In our study, we determined factors that strongly affect PP through multivariate analysis. The results of this study suggest that by using the existing clinical ward pharmacy service, it is possible to lower the rate of PP and total drug costs per day, without a significant additional monetary investment in the care of patients.

In Japan, medical expenses are increasing not only for older adults, but also for diabetes patients. According to the statistics of the fiscal year 2019, Medical expenses are over $12 billion in Japan [15]. Therefore, there is an urgent need to reduce medical costs, possibly by avoiding unnecessary medication and by reducing PP. However, in chronic diseases characterized by hyperglycemia and hypertension, it can take up to a year to determine the therapeutic effects of the medication, making it difficult to decide if the drugs should be discontinued during the patient’s stay at the hospital. In contrast, the effects of drugs used for symptomatic treatment are fast-acting, allowing one to evaluate the effects of drug discontinuation in the short term.

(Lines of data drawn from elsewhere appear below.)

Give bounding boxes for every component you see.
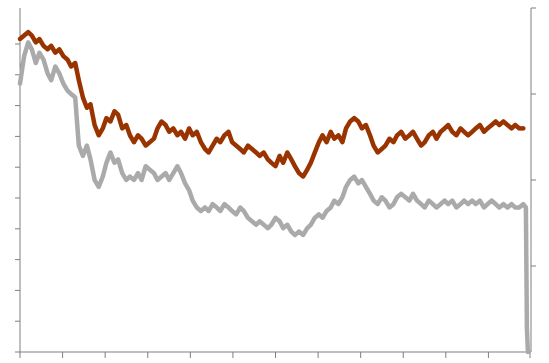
series-line-2 — [17, 40, 531, 355]
series-line-1 — [17, 29, 526, 179]
axes — [15, 7, 536, 358]
series-lines — [17, 29, 531, 355]
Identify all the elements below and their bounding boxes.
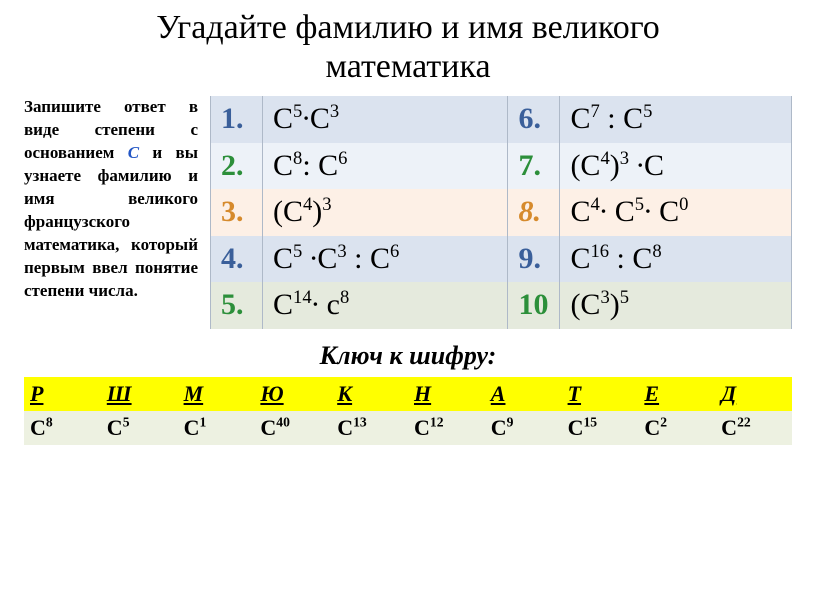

Medication used for symptomatic treatment is strongly responsible for PP in patients with T2DM and there are previous reports which show that drugs which have similar functions are frequently stopped [16]. Thus, we believe that active intervention in symptomatic treatment can be effective in addressing PP. Although we only observed a reduction in daily drug costs of about $1.7, the reduction of PP per se helped improve the quality of life (QOL) by reducing the treatment burden.

Beers criteria and STPP criteria are used as a screening tool for potentially inappropriate medications (PIMs) in PP [17, 18]. In Japan, the “Guidelines for medical treatment and its safety in the elderly” were proposed in 2005 by the Japan Geriatrics Society [19]. As these are screening tools for the older adults, they should not [10]. In our study, we extracted risk factors using multivariate analysis, which could prove useful for addressing PP in T2DM patients under 65 years of age.

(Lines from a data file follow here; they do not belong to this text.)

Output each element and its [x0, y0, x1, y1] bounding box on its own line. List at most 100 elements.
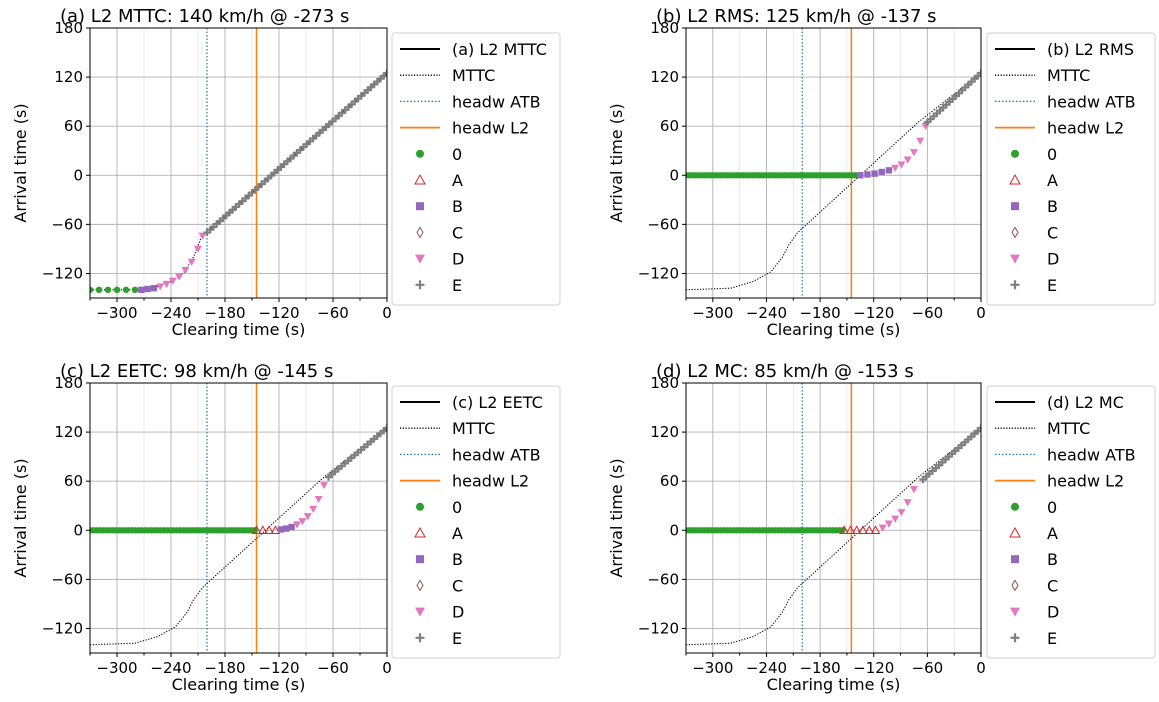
x-tick-label: −120 — [853, 659, 894, 677]
legend-label: B — [452, 197, 463, 216]
legend-label: 0 — [452, 145, 462, 164]
y-tick-label: 60 — [660, 472, 679, 490]
series-D — [156, 232, 207, 291]
x-tick-label: −180 — [204, 304, 245, 322]
legend-marker — [416, 579, 424, 592]
data-point — [314, 495, 323, 504]
x-tick-label: −240 — [150, 659, 191, 677]
x-tick-label: −60 — [912, 304, 944, 322]
series-A — [251, 525, 281, 534]
series-E — [203, 69, 387, 237]
data-point — [298, 518, 307, 526]
x-tick-label: −120 — [258, 304, 299, 322]
data-point — [864, 525, 875, 534]
legend-label: (d) L2 MC — [1047, 393, 1124, 412]
x-tick-label: −180 — [799, 304, 840, 322]
y-tick-label: 120 — [650, 423, 679, 441]
legend-box — [391, 385, 561, 659]
data-point — [891, 515, 900, 523]
data-point — [122, 286, 130, 294]
legend-label: MTTC — [1047, 419, 1090, 438]
gridlines — [686, 27, 982, 298]
gridlines — [90, 27, 388, 298]
legend-label: A — [452, 524, 463, 543]
x-axis-label: Clearing time (s) — [767, 320, 901, 339]
data-point — [270, 525, 281, 534]
legend-marker — [1010, 633, 1020, 643]
legend-label: E — [1047, 629, 1057, 648]
axes-frame — [685, 27, 982, 299]
legend-label: D — [1047, 250, 1059, 269]
legend-label: B — [1047, 550, 1058, 569]
plot-area — [90, 28, 387, 298]
data-point — [309, 505, 318, 513]
data-point — [897, 161, 906, 169]
data-point — [175, 273, 184, 281]
data-point — [288, 523, 295, 531]
data-point — [181, 266, 190, 275]
data-point — [878, 168, 885, 176]
y-tick-label: 0 — [669, 521, 679, 539]
data-point — [383, 69, 387, 77]
legend-marker — [1009, 526, 1021, 538]
legend-marker — [1011, 149, 1019, 158]
axes-frame — [89, 382, 388, 654]
data-point — [283, 525, 290, 532]
x-tick-label: −300 — [692, 659, 733, 677]
legend-label: MTTC — [452, 419, 495, 438]
y-tick-label: 60 — [660, 117, 679, 135]
panel-c: −300 −240 −180 −120 −60 0−120−60060120180(c) … — [11, 361, 561, 694]
legend-label: (c) L2 EETC — [452, 393, 543, 412]
series-E — [923, 69, 981, 126]
legend-marker — [415, 280, 425, 290]
panel-d: −300 −240 −180 −120 −60 0−120−60060120180(d) … — [607, 361, 1156, 694]
data-point — [194, 245, 202, 253]
data-point — [113, 286, 121, 294]
legend-label: headw L2 — [1047, 119, 1124, 138]
axes-frame — [685, 382, 982, 654]
legend-label: 0 — [452, 498, 462, 517]
data-point — [257, 525, 268, 534]
legend-label: MTTC — [452, 66, 495, 85]
data-point — [903, 499, 912, 507]
legend-marker — [416, 226, 424, 239]
y-axis-label: Arrival time (s) — [607, 458, 626, 577]
x-axis-label: Clearing time (s) — [767, 675, 901, 694]
legend-label: B — [1047, 197, 1058, 216]
panel-title: (b) L2 RMS: 125 km/h @ -137 s — [656, 6, 937, 27]
legend-label: headw ATB — [1047, 92, 1136, 111]
legend-label: E — [1047, 276, 1057, 295]
legend-label: C — [1047, 576, 1058, 595]
data-point — [104, 286, 112, 294]
legend-label: headw L2 — [452, 119, 529, 138]
x-tick-label: −180 — [799, 659, 840, 677]
data-point — [198, 232, 207, 240]
data-point — [864, 171, 871, 178]
series-E — [919, 424, 981, 484]
x-axis-label: Clearing time (s) — [172, 675, 306, 694]
series-0 — [90, 527, 258, 534]
data-point — [977, 69, 981, 77]
x-tick-label: −240 — [150, 304, 191, 322]
y-tick-label: 60 — [64, 472, 83, 490]
x-axis-label: Clearing time (s) — [172, 320, 306, 339]
data-point — [870, 525, 881, 534]
series-D — [878, 486, 918, 532]
mttc-curve — [686, 72, 981, 291]
legend-label: A — [1047, 171, 1058, 190]
legend-label: E — [452, 629, 462, 648]
y-axis-label: Arrival time (s) — [11, 458, 30, 577]
mttc-curve — [90, 72, 387, 291]
legend-marker — [414, 526, 426, 538]
legend-label: 0 — [1047, 145, 1057, 164]
x-tick-label: 0 — [382, 304, 392, 322]
x-tick-label: −60 — [317, 659, 349, 677]
y-tick-label: −120 — [638, 264, 679, 282]
legend-label: E — [452, 276, 462, 295]
y-tick-label: 180 — [650, 19, 679, 37]
data-point — [162, 280, 171, 289]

Efforts to eliminate PPs include the use of screening tools such as the STOPP criteria and the establishment of specialized outpatient clinics with a multidisciplinary team consisting of doctors, nurses, and pharmacists focusing on the reduction of PP [20,21,22,23,24]. In a study conducted in Japan that extracted PIMs using the STOPP criteria and intervention of pharmacists, it was reported that 28.0% of the drugs that corresponded to STOPP criteria were changed [22]. On the other hand, all drugs changed in this study were done so according to the indication of pharmacists. For this reason, we do not recommend a change in treatment based exclusively on fixed criteria; symptoms differ between patients, and, therefore, the decision to discontinue a drug should be done on a case-by-case basis. In addition, while criteria and efforts to introduce new medical resources are effective in eliminating PP, at present, many facilities cannot enforce them. In fact, the New Health Care Fee, which is included among these new measures to stop PPs, covers only 16.5% of all hospitals [25]. Therefore, PP-reducing methods that take advantage of already-existing services and do not require any further resources should be considered. In our study, pharmacist interventions for PP were conducted for all ages. As a result, the PP rate was significantly reduced, and 53% of patients met the calculation requirement for the The New Health Care Fee by having reduced two or more PIMs.

Conclusions

We believe that the results of this study will foster further efforts in reducing PP in T2DM in Japan and Asia. By eliminating PP, medical costs are reduced, and the number of drugs taken is reduced, which increases patient satisfaction and contributes to improved treatment adherence. As a result, it is speculated that a reduction in PP has an impact on clinical outcomes such as QOL and Hemoglobin A1c levels. Based on the promising results of this pilot study, we are planning to carry out a larger intervention study in the future.

Limitations

There are several limitations in this study. First, we did not compare this study with cases where no intervention was performed, and we think it is necessary to examine the details of the effectiveness of this approach in the future. Finally, since interventions are centered on drugs for symptomatic treatment, there is still room for intervention in PIMs.